Democratic civil war hits new heights
Democrats engaged in a verbal war on Thursday, with progressives and centrists accusing one another of essentially sabotaging President Biden’s agenda and putting the party’s majorities in jeopardy.
The two factions have been growing more and more mutually irritated by the day amid a stalemate over the bipartisan infrastructure bill passed by the Senate and a larger, sweeping social spending measure now being crafted.
But as lawmakers wondered whether they would be voting on an infrastructure bill that progressives have vowed to tank unless the budget bill moves first, the gloves really came off.
Rep. Steve Cohen (D-Tenn.) in a CNN interview dismissed younger liberal lawmakers as newbies who don’t understand how Washington works.
“They haven’t been legislators, most of them, for a very long period of time, and a lot of them have been activists,” he said.
“My car is older than quite a few of the progressives,” Cohen added, criticizing the left flank for not compromising.
In the House, anger was mounting against Sens. Joe Manchin (D-W.Va.) and Kyrsten Sinema (D-Ariz.), two moderates who have refused to sign off on a $3.5 trillion price tag on the larger spending bill. Manchin on Thursday said he could only go as high as $1.5 trillion.
Rep. Alexandria Ocasio-Cortez (D-N.Y.) accused Senate centrists of dismissing the policy concerns of progressives, and of not treating them as equal members.
She laughed when asked by a reporter if a $1.5 trillion budget plan goes far enough to address the country’s problems.
“For one year?” the New York progressive asked rhetorically.
“Instead of them asking everyone to cater to themselves, why don’t we come to this process as equal partners?” she said.
She noted that the infrastructure bill was written by the Senate without House input, a demand also made publicly on Thursday by Rep. Pramila Jayapal (D-Wash.), the leader of the Congressional Progressive Caucus.
“Right now they are demanding also a vote on an infrastructure bill that they have authored demanding that the House not conference it, demanding that every House member rubber stamp it with no House amendments,” Ocasio-Cortez said.
“That essentially their bill, authored as is, go straight to the president’s desk without any amendments, they have no top line number for negotiations. I mean, we need to be serious,” she added.
Rep. Cori Bush (D-Mo.), also speaking to CNN, said she did not believe members like Manchin and Sinema cared about her community in St. Louis.
And frustrations were also not hard to spot outside the circles of Congress.
As Manchin spoke to reporters outside the Capitol, a chant among left-wing activists of “Joe Manchin is a traitor” broke out.
A number of Democrats did try to take the temperature down, including Jayapal and Speaker Nancy Pelosi (D-Calif.) who repeatedly this week has sought to downplay intraparty tensions.
Rep.
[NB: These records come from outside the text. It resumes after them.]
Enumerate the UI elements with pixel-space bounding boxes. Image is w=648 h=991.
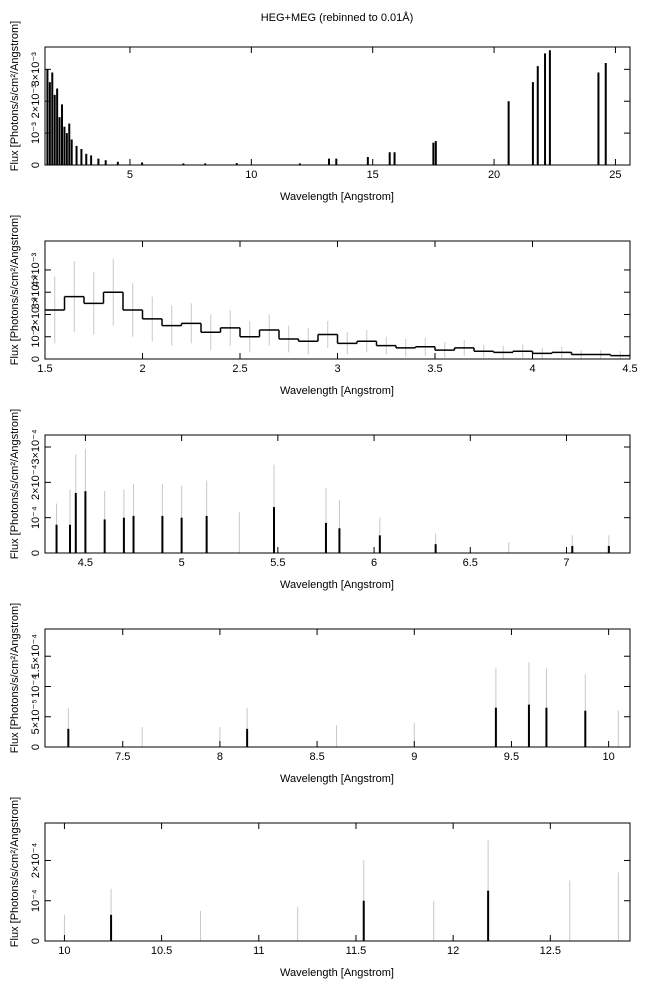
figure-title: HEG+MEG (rebinned to 0.01Å): [261, 11, 414, 24]
y-axis-label: Flux [Photons/s/cm²/Angstrom]: [9, 215, 21, 365]
y-tick-label: 10⁻⁴: [30, 675, 42, 698]
x-tick-label: 10: [245, 169, 257, 181]
x-tick-label: 7.5: [115, 751, 130, 763]
plot-frame: [44, 434, 631, 554]
x-tick-label: 2: [139, 363, 145, 375]
y-tick-label: 0: [30, 744, 42, 750]
x-tick-label: 6: [371, 557, 377, 569]
x-tick-label: 3: [334, 363, 340, 375]
x-tick-label: 10.5: [151, 945, 172, 957]
x-tick-label: 6.5: [463, 557, 478, 569]
x-tick-label: 20: [488, 169, 500, 181]
x-axis-label: Wavelength [Angstrom]: [280, 967, 394, 979]
x-tick-label: 5: [127, 169, 133, 181]
y-tick-label: 3×10⁻⁴: [30, 429, 42, 465]
y-tick-label: 0: [30, 938, 42, 944]
plot-frame: [44, 46, 631, 166]
y-tick-label: 2×10⁻³: [30, 84, 42, 119]
x-tick-label: 1.5: [37, 363, 52, 375]
x-tick-label: 12: [447, 945, 459, 957]
y-tick-label: 2×10⁻⁴: [30, 843, 42, 879]
y-axis-label: Flux [Photons/s/cm²/Angstrom]: [9, 21, 21, 171]
x-tick-label: 10: [602, 751, 614, 763]
y-tick-label: 10⁻³: [30, 122, 42, 144]
x-tick-label: 9: [411, 751, 417, 763]
y-axis-label: Flux [Photons/s/cm²/Angstrom]: [9, 797, 21, 947]
y-axis-label: Flux [Photons/s/cm²/Angstrom]: [9, 603, 21, 753]
x-tick-label: 7: [563, 557, 569, 569]
x-tick-label: 11: [253, 945, 264, 957]
y-tick-label: 10⁻⁴: [30, 889, 42, 912]
y-tick-label: 3×10⁻³: [30, 275, 42, 310]
y-tick-label: 2×10⁻⁴: [30, 464, 42, 500]
y-tick-label: 3×10⁻³: [30, 52, 42, 87]
y-tick-label: 0: [30, 550, 42, 556]
x-axis-label: Wavelength [Angstrom]: [280, 385, 394, 397]
x-axis-label: Wavelength [Angstrom]: [280, 579, 394, 591]
x-axis-label: Wavelength [Angstrom]: [280, 191, 394, 203]
x-tick-label: 4.5: [622, 363, 637, 375]
x-tick-label: 3.5: [427, 363, 442, 375]
x-tick-label: 5.5: [270, 557, 285, 569]
x-tick-label: 15: [367, 169, 379, 181]
x-tick-label: 4: [529, 363, 535, 375]
plot-frame: [44, 628, 631, 748]
y-tick-label: 10⁻⁴: [30, 506, 42, 529]
plot-frame: [44, 822, 631, 942]
x-tick-label: 8: [217, 751, 223, 763]
y-tick-label: 10⁻³: [30, 326, 42, 348]
x-axis-label: Wavelength [Angstrom]: [280, 773, 394, 785]
y-tick-label: 1.5×10⁻⁴: [30, 634, 42, 679]
y-tick-label: 0: [30, 356, 42, 362]
y-axis-label: Flux [Photons/s/cm²/Angstrom]: [9, 409, 21, 559]
x-tick-label: 25: [609, 169, 621, 181]
x-tick-label: 10: [58, 945, 70, 957]
y-tick-label: 0: [30, 162, 42, 168]
x-tick-label: 12.5: [540, 945, 561, 957]
x-tick-label: 5: [179, 557, 185, 569]
x-tick-label: 2.5: [232, 363, 247, 375]
x-tick-label: 4.5: [78, 557, 93, 569]
y-tick-label: 5×10⁻⁵: [30, 699, 42, 734]
x-tick-label: 9.5: [504, 751, 519, 763]
y-tick-label: 4×10⁻³: [30, 252, 42, 287]
x-tick-label: 11.5: [346, 945, 367, 957]
x-tick-label: 8.5: [309, 751, 324, 763]
y-tick-label: 2×10⁻³: [30, 297, 42, 332]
Rashida Tlaib (D-Mich.), who is known for having a sharp tone on Twitter and who earlier this week said voting on the infrastructure bill alone would represent a “betrayal,” said Cohen’s words were unfortunate but did not go on the attack.
“This is not what makes it better,” Tlaib told The Hill when asked about the remarks.
“I don’t like responding to comments like that,” Tlaib said. “I’m really here to tell the human stories of my residents.”
But others were more than willing to engage with the critique.
“Many people are misinformed,” said Rep. Jamaal Bowman (D-N.Y.) in a brief interview after he addressed dozens of grassroots activists. “Or maybe they misunderstood the progressive movement.”
“The thing about the progressive movement is we’re challenging how Washington historically has worked,” he added. “We’re pushing back and saying ‘hell no.’ ”
Moderate Rep. Henry Cuellar (D-Texas), a member of the Problem Solvers Caucus, accused progressives of being too skeptical of centrists. And in truth, many progressives believe it is important for the social spending bill to move through the House and Senate ahead of the infrastructure bill because they do not trust centrists to back the larger bill without the leverage of infrastructure.
“I think progressives don’t trust moderates,” Cuellar told The Hill. “I was here in 2010 where they said go big, go bold,” he added, referencing how Democrats lost the House after passing former President Obama’s health care law.
“We have to have 50 votes in the Senate. Not only Bernie Sanders. Not only Elizabeth Warren,” Cuellar said.